The Facebook Effect
In the days before the Internet, before social media, before one-to-many interaction was put at the fingertips of anyone with a Facebook or Twitter account, the statement that summed up the thoughts of the silent majority was: ‘I can’t make a difference, so I’m not going to try.’
Now, though, there is a feeling that, with the right content, one person can make a difference – thanks to the reach of social media. It’s a theory the Kony 2012 film put to the test. It’s a theory the spread of anti-government uprisings throughout the Middle East has affirmed. And it’s a theory the makers of a new YouTube video are counting on to help their content go viral and make a difference.
1. Mumbai Blasts 2011
The hashtags #heretohelp #needhelp went viral along with a google doc sheet that contained crowd sourced information like phone numbers for lifts, addresses for accommodation, blood types for donations, blood bank numbers, nearby hospital, police control rooms, names of missing persons etc. There were tweeple moderating the open source sheet to edit out information that seemed fake or malicious.
2. Anna Hazare Campaign
There is no stronger case study that disproves that online engagement for a cause stops at arm chair activism. With over 5 lakh fans on Facebook and remaining in the top list of trending topics in India during all of his fasting period, Anna Hazare not only just gathered the support of and mobilized millions across the globe online and offline but also sustained the interest of the people, tweeple and media with his determination with the Lokpal bill.
3. 60th Earth Hour
It is the one of the globally imported campaigns that was the most widespread and saw a successful implementation in India.

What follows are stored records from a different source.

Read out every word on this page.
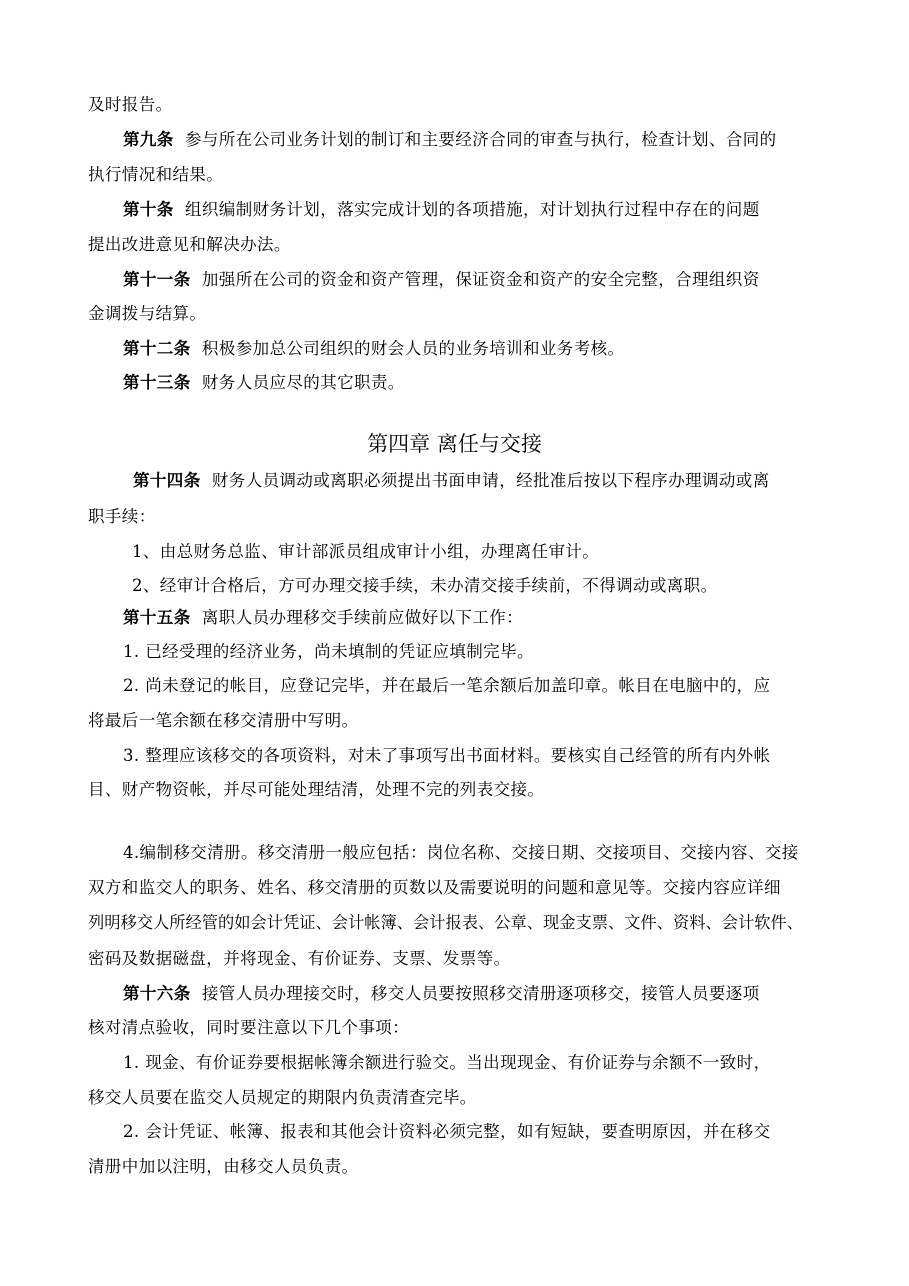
及时报告。
第九条 参与所在公司业务计划的制订和主要经济合同的审查与执行，检查计划、合同的
执行情况和结果。
第十条 组织编制财务计划，落实完成计划的各项措施，对计划执行过程中存在的问题
提出改进意见和解决办法。
第十一条 加强所在公司的资金和资产管理，保证资金和资产的安全完整，合理组织资
金调拨与结算。
第十二条 积极参加总公司组织的财会人员的业务培训和业务考核。
第十三条 财务人员应尽的其它职责。
第四章 离任与交接
第十四条 财务人员调动或离职必须提出书面申请，经批准后按以下程序办理调动或离
职手续：
1、由总财务总监、审计部派员组成审计小组，办理离任审计。
2、经审计合格后，方可办理交接手续，未办清交接手续前，不得调动或离职。
第十五条 离职人员办理移交手续前应做好以下工作：
1. 已经受理的经济业务，尚未填制的凭证应填制完毕。
2. 尚未登记的帐目，应登记完毕，并在最后一笔余额后加盖印章。帐目在电脑中的，应
将最后一笔余额在移交清册中写明。
3. 整理应该移交的各项资料，对未了事项写出书面材料。要核实自己经管的所有内外帐
目、财产物资帐，并尽可能处理结清，处理不完的列表交接。
4.编制移交清册。移交清册一般应包括：岗位名称、交接日期、交接项目、交接内容、交接
双方和监交人的职务、姓名、移交清册的页数以及需要说明的问题和意见等。交接内容应详细
列明移交人所经管的如会计凭证、会计帐簿、会计报表、公章、现金支票、文件、资料、会计软件、
密码及数据磁盘，并将现金、有价证券、支票、发票等。
第十六条 接管人员办理接交时，移交人员要按照移交清册逐项移交，接管人员要逐项
核对清点验收，同时要注意以下几个事项：
1. 现金、有价证券要根据帐簿余额进行验交。当出现现金、有价证券与余额不一致时，
移交人员要在监交人员规定的期限内负责清查完毕。
2. 会计凭证、帐簿、报表和其他会计资料必须完整，如有短缺，要查明原因，并在移交
清册中加以注明，由移交人员负责。
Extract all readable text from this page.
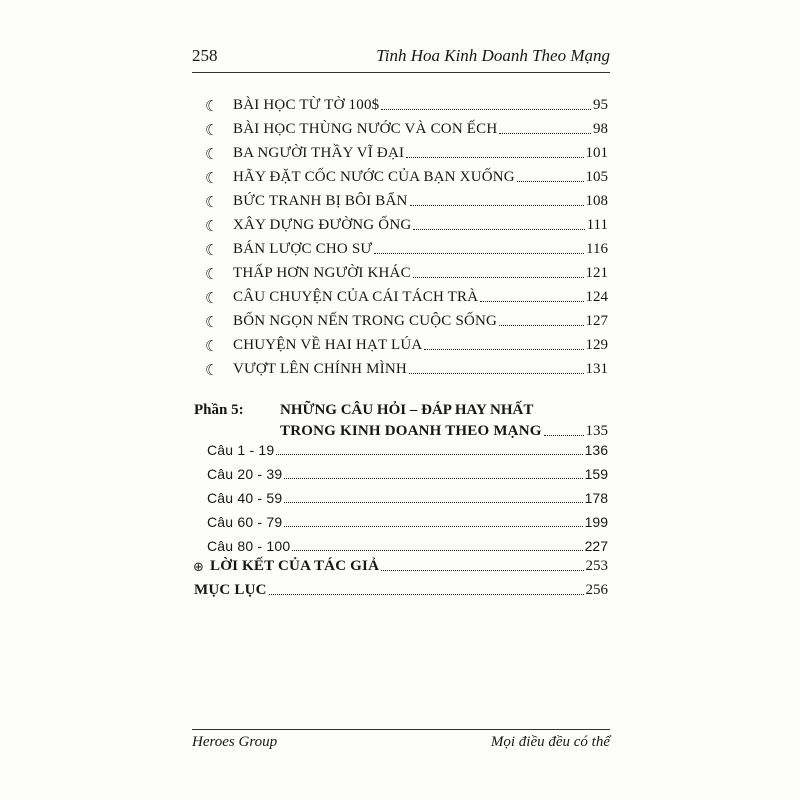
258	Tinh Hoa Kinh Doanh Theo Mạng
☾ BÀI HỌC TỪ TỜ 100$	95
☾ BÀI HỌC THÙNG NƯỚC VÀ CON ẾCH	98
☾ BA NGƯỜI THẦY VĨ ĐẠI	101
☾ HÃY ĐẶT CỐC NƯỚC CỦA BẠN XUỐNG	105
☾ BỨC TRANH BỊ BÔI BẨN	108
☾ XÂY DỰNG ĐƯỜNG ỐNG	111
☾ BÁN LƯỢC CHO SƯ	116
☾ THẤP HƠN NGƯỜI KHÁC	121
☾ CÂU CHUYỆN CỦA CÁI TÁCH TRÀ	124
☾ BỐN NGỌN NẾN TRONG CUỘC SỐNG	127
☾ CHUYỆN VỀ HAI HẠT LÚA	129
☾ VƯỢT LÊN CHÍNH MÌNH	131
Phần 5: NHỮNG CÂU HỎI – ĐÁP HAY NHẤT
TRONG KINH DOANH THEO MẠNG	135
Câu 1 - 19	136
Câu 20 - 39	159
Câu 40 - 59	178
Câu 60 - 79	199
Câu 80 - 100	227
⊕ LỜI KẾT CỦA TÁC GIẢ	253
MỤC LỤC	256
Heroes Group	Mọi điều đều có thể
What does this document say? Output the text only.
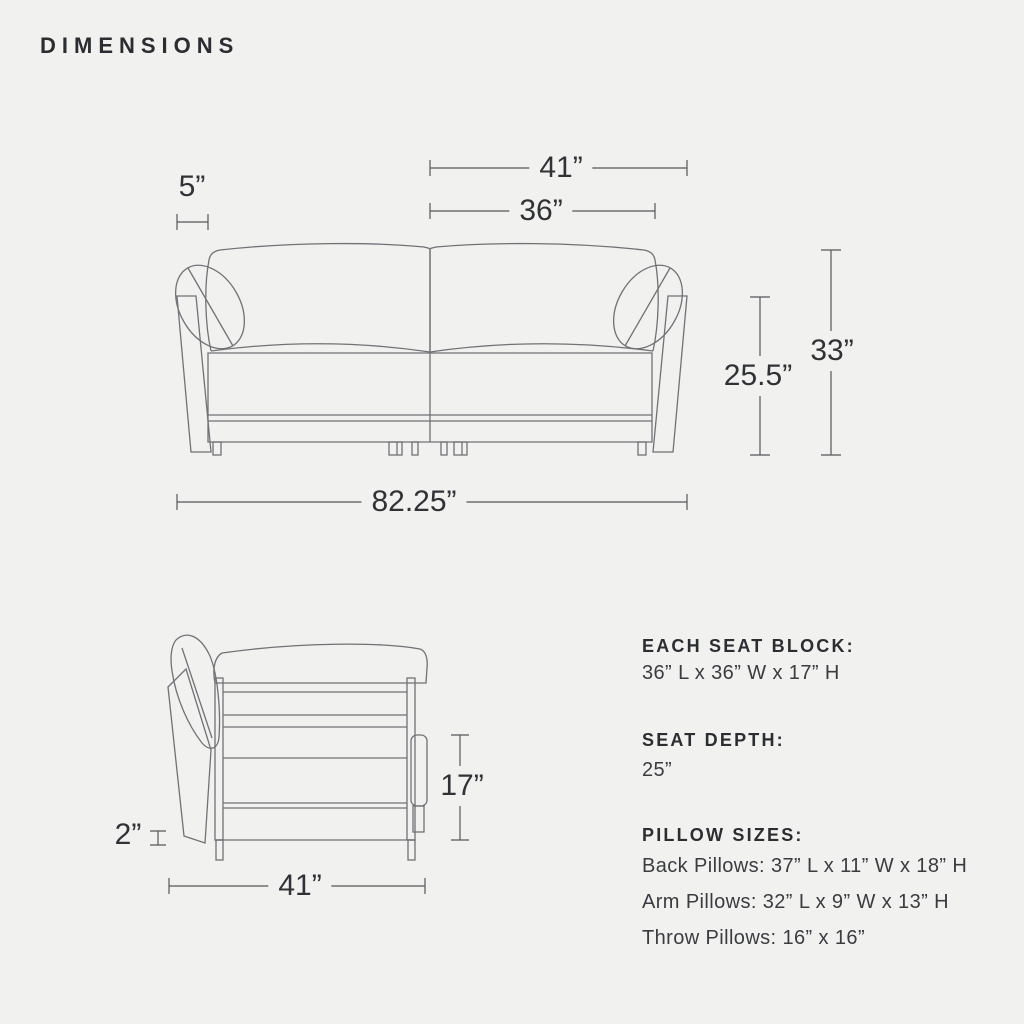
DIMENSIONS
5”
41”
36”
25.5”
33”
82.25”
2”
17”
41”
EACH SEAT BLOCK:
36” L x 36” W x 17” H
SEAT DEPTH:
25”
PILLOW SIZES:
Back Pillows: 37” L x 11” W x 18” H
Arm Pillows: 32” L x 9” W x 13” H
Throw Pillows: 16” x 16”
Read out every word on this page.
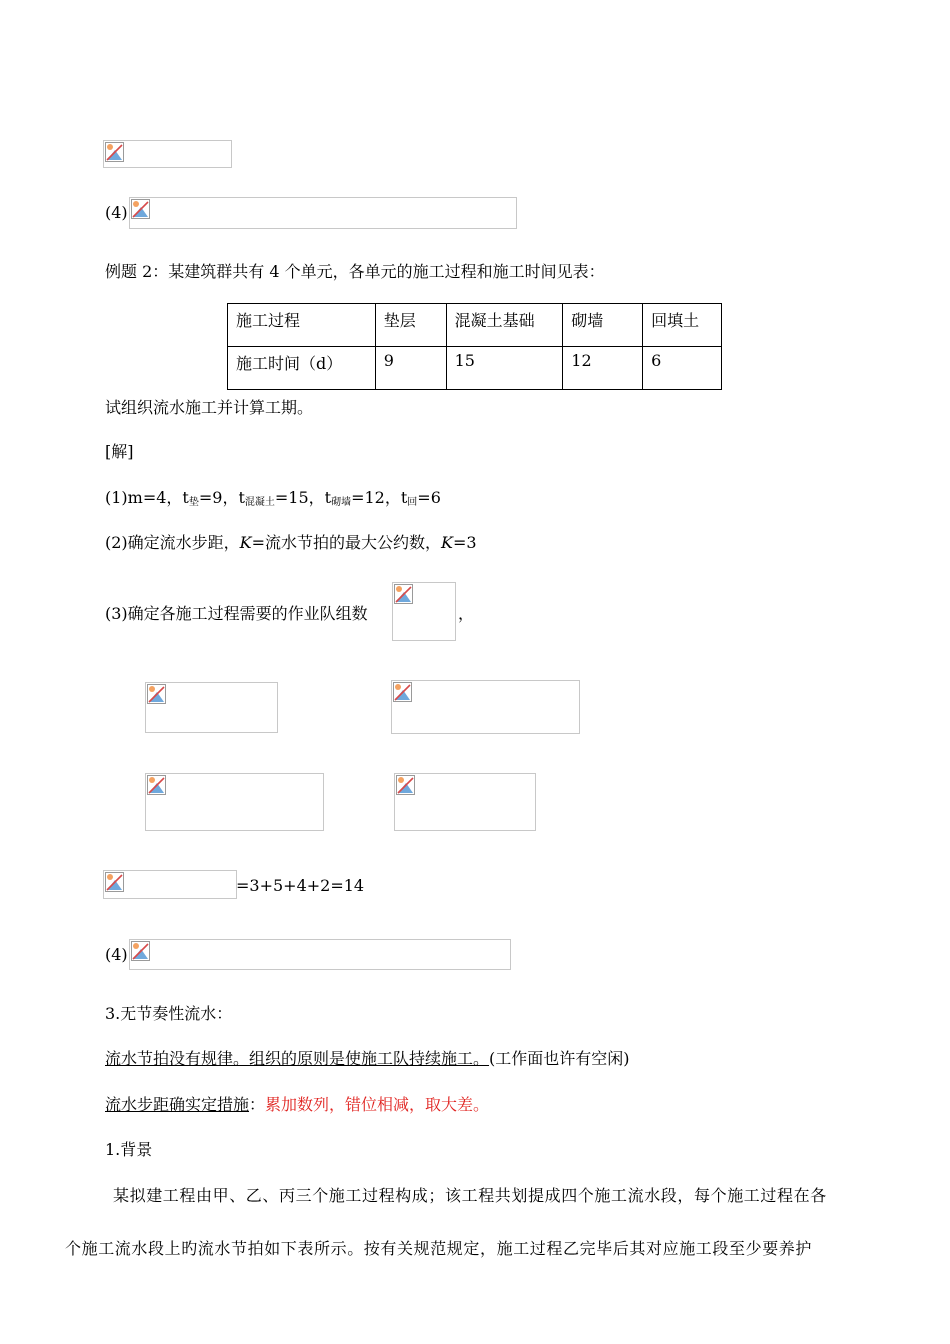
(4)
例题 2：某建筑群共有 4 个单元，各单元的施工过程和施工时间见表：
施工过程	垫层	混凝土基础	砌墙	回填土
施工时间（d）	9	15	12	6
试组织流水施工并计算工期。
[解]
(1)m=4，$t_垫=9$，$t_{混凝土}=15$，$t_{砌墙}=12$，$t_回=6$
(2)确定流水步距，K=流水节拍的最大公约数，K=3
(3)确定各施工过程需要的作业队组数	，
=3+5+4+2=14
(4)
3.无节奏性流水：
流水节拍没有规律。组织的原则是使施工队持续施工。(工作面也许有空闲)
流水步距确实定措施：累加数列，错位相减，取大差。
1.背景
某拟建工程由甲、乙、丙三个施工过程构成；该工程共划提成四个施工流水段，每个施工过程在各
个施工流水段上旳流水节拍如下表所示。按有关规范规定，施工过程乙完毕后其对应施工段至少要养护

Five million Indians in public gatherings, residential houses, hotels, government centres and commercial centres switched off their lights in 65 cities. Of course, this is one of the most heavily budgeted and endorsed campaign by a non profit in India involving celebrity endorsement, advertisement, Government lobbying etc. But that doesn’t take the credit away from the simplicity of the act, its ‘virality’ potential, its lack of frills and controversial angle as well as the direct impact it has in making the common man feel like a part of ‘change’ i.e. in raising awareness towards global warming.
4. Bell Bajao Campaign
Domestic violence was once upon a time considered as “someone else’s private affair” until this campaign changed the popular perception, especially for many men and boys. The campaign not only moved many to come out of the closet of abuse on their blog but also inspired tweeple to live report incidents of violence in their neighbourhood or even their gym!
5. Justice For Keenan and Reuben
On October 20th, 2011 Keenan Santos and Reuben Fernandez were heavily injured in Andheri West, Mumbai following an attack by a group of over dozen men. Keenan died a few hours post the incident while Reuben struggled for his life in Kokilaben hospital. Facebook and Twitter were abuzz with messages of shock and support with 100 people showing up to donate blood for Reuben in response to a tweet that was passed around. Mainstream media did not pick it up in their editorials or discussions until Reuben passed away 8 days later. Along with Zero Tolerance Campaign, they collected over a lakh signatures online and on a piece of cloth that was presented to Home Minister R.R. Patil to take stronger measures against sexual harassment as well as the public outcry online has led to the case getting fast tracked in court.